Seus olhos se cruzaram e ela foi até ele sobre as águas. Seus pés nus, decorados, tocavam a superfície com cuidado e carinho. Abaixo da superfície, os peixes a acompanhavam silenciosos. Tudo ao redor era apenas o respirar do vento, o som da água suave, os pássaros no céu sereno. A manhã era morna, tranquila, fresca e quando atingiu o outro lado, ali, alguns passos diante dele, finalmente ele se levantou e se curvou discreto levando as duas mãos unidas a testa.
Ela fez o mesmo.
— Radharani.
— Meu senhor, Govinda.
Ele lhe sorriu pequeno e assentiu:
— Esse meu eu, sempre lhe agradou.
Ambos se entreolharam e por fim ela se ajoelhou diante dele:
— Venho a ti, meu senhor, com um pedido de um sonho que ainda virá, em um futuro muito longínquo e possivelmente real e por sua absoluta sabedoria e poder, eu peço, interceda.
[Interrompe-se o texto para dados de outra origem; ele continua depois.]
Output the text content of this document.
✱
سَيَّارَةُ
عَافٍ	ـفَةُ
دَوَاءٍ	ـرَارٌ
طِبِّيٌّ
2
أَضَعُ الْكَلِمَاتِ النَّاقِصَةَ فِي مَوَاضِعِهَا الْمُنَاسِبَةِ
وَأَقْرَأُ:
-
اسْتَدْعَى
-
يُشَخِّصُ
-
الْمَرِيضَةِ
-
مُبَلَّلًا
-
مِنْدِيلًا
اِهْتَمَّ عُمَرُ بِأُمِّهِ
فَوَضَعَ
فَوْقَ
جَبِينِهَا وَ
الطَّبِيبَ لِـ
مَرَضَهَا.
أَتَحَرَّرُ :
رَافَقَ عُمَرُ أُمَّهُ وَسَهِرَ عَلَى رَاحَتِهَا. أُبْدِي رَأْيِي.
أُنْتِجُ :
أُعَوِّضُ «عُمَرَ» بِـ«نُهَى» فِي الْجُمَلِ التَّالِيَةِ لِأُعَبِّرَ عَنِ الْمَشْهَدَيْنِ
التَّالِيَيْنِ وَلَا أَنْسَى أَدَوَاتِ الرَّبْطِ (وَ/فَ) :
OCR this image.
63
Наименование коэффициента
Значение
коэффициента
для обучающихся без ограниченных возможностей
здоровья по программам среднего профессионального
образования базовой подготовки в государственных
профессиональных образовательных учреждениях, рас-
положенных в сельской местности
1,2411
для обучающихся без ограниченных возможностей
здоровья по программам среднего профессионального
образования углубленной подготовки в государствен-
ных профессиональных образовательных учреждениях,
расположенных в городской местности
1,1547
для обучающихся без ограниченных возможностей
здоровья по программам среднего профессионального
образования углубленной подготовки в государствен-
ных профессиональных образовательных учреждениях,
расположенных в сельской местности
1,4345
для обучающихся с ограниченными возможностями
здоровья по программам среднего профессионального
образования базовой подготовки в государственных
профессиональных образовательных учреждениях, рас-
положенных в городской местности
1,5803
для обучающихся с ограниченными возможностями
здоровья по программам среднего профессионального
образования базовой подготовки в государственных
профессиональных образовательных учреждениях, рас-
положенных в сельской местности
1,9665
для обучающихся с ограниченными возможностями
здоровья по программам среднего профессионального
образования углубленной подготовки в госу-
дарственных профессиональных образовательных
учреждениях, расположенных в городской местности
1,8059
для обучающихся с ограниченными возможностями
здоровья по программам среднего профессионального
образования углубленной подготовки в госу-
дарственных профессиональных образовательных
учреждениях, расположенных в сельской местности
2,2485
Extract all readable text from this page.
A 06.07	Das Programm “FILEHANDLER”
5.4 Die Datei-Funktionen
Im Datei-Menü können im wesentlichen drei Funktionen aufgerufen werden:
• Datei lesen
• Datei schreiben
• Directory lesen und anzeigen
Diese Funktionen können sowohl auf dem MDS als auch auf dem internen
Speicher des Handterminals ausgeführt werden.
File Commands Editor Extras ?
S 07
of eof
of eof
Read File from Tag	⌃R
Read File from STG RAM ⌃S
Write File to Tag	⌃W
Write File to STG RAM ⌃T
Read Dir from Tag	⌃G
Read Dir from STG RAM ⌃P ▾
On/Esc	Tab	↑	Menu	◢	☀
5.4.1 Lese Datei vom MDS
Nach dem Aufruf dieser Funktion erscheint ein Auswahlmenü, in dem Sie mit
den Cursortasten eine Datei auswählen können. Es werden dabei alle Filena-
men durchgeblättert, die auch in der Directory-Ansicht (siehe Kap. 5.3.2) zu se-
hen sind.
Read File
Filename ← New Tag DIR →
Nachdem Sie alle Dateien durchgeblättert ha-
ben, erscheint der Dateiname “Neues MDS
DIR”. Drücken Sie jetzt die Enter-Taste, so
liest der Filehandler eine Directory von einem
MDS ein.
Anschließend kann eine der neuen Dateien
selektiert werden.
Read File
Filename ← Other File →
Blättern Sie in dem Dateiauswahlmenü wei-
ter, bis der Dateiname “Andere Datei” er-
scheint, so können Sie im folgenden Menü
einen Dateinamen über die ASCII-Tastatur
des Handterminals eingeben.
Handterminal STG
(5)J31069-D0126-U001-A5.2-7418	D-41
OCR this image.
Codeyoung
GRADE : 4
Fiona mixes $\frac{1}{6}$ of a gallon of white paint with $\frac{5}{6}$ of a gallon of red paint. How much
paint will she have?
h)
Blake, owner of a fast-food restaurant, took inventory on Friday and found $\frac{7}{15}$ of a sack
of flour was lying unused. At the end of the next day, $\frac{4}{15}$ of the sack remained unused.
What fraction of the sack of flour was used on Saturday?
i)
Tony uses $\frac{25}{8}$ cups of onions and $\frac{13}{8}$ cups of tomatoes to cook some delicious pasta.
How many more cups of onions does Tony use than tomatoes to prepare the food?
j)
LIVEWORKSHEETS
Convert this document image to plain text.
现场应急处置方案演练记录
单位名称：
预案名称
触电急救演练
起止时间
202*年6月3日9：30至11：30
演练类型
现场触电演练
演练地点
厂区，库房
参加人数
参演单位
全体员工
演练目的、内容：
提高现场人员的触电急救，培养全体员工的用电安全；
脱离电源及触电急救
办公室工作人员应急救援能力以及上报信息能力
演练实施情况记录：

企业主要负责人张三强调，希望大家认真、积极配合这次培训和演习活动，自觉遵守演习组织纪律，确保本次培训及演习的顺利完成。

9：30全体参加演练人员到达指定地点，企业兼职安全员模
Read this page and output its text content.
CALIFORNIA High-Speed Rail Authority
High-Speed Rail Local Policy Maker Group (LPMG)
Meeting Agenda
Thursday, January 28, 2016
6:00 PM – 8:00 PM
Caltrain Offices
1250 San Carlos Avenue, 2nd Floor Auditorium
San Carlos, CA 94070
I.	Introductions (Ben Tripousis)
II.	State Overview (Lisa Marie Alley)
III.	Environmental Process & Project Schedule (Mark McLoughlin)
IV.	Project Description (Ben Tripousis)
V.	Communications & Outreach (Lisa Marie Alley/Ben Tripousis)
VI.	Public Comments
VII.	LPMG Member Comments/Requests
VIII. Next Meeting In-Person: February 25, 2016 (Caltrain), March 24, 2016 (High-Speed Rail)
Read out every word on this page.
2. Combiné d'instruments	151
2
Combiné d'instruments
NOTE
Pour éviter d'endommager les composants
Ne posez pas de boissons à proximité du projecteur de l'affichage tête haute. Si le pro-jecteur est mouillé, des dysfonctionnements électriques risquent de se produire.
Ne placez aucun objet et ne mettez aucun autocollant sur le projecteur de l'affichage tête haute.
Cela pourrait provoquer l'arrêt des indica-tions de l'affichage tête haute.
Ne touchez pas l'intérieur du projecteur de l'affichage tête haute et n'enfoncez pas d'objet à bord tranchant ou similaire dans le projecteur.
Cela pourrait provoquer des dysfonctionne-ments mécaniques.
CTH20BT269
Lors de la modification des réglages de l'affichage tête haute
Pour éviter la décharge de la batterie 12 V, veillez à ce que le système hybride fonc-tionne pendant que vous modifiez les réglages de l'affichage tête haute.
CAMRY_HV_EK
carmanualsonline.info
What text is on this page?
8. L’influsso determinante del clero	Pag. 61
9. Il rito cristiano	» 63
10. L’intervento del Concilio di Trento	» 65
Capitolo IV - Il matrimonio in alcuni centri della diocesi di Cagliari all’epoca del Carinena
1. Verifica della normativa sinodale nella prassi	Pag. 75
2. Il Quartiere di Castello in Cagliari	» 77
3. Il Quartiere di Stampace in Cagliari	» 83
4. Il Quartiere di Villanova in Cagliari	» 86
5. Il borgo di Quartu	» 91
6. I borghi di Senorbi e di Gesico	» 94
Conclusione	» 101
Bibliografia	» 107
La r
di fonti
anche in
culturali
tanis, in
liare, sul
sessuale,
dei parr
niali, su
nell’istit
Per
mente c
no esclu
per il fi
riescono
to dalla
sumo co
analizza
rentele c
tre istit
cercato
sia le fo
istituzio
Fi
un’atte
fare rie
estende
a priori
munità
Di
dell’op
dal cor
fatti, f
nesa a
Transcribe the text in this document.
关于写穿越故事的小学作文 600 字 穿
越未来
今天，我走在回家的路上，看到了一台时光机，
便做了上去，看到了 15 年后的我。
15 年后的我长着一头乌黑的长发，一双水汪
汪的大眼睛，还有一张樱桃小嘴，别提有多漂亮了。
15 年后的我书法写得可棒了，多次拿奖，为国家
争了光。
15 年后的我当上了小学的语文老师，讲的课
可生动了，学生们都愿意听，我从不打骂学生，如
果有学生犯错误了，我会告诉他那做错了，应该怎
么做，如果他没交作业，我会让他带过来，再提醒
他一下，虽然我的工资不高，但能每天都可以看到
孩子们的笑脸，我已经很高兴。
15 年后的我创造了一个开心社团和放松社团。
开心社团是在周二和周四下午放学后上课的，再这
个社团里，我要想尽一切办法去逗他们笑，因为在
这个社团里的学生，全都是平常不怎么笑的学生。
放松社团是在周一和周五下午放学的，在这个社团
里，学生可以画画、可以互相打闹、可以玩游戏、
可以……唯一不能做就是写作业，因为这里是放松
Eis que é o senhor supremo do mundo terreno e seus sentidos, interceda.
Ele lhe olhou profundamente e então se voltou aos céus.— Eis que vem do deserto mais quente e de suas pirâmides para me pedir algo sobre um futuro ao qual não teremos a mesma influência. Atendeste tanto tempo como Nefertiti e agora como Maria, se consome em preocupações de um tempo onde será seu último respiro. Porque não fica comigo e desapega do mundo físico, Radha? Porque se acorrenta nesse mundo mortal quando não há mais necessidade?
— Mas há necessidade, nossos caminhos estão conectados, meu senhor, nós e a humanidade, não só a humanidade, mas a todos os seres vivos que os cercam, chegará o dia que responderão a uma só voz e a um só caminho. E nesse dia, os olhos se voltaram aos céus sabendo que a intervenção veio por graça e ordem do senhor Kristna...
— Seus discursos sempre tão fervorosos aquecem meu coração assim como ludibria os deuses de todos os panteões – E ele lhe sorriu de certa forma divertido, o que lhe fez sorrir também – Nesse futuro serão as fêmeas quem terão a lótus e o cetro nas mãos, não precisa de teu senhor Hari...
— Na morada dos céus, estará com ele, é a isso que rogo, quando for a hora, me chame. Os filhos dele serão cruéis, eu só poderei intervir, se me despertar com tua glória e poder, eu estarei dormindo, o meu eu desse futuro pensará ser o melhor. Não me ouça. Vá até mim e me acorde.
Ele, com sua pele azul escura e seus olhos que a tudo via, sabia e conhecia se fecharam e ela aguardou, porque conhecia aquele deus como nenhum outro ser que caminhava pelo universo.
— Se esse futuro acontecer – E ele abriu os olhos de forma doce – Então eu descerei dos céus para chamá-la, minha Radharani - Ela se curvou com as mãos na testa e agradeceu com todos os seus sentidos – contudo, Radha?
Ela o olhou e viu uma leve dor ali, em seus profundos olhos magníficos:
— Diga, meu senhor.
— Perdeste o amor da sua vida por suas próprias mãos, então seu filho mais amado, agora que foi sua filha, irmã e nora se vai. Porque tanta dor? Porque não voltar para os céus, eu lhe levaria feliz e viveria em paz por todo o tempo que existirmos nesse universo.
— Somos fêmeas, meu senhor, nós suportamos dores inimagináveis. Existem razões que a própria razão desconhece e razões mais profundas que a própria morte. O céu não é e nunca será minha morada, eu estou presa a Terra e sempre estarei, não é nossa escolha, meu senhor, é a verdade e a vida. Eu nasci para morrer e lutar, e assim eu farei.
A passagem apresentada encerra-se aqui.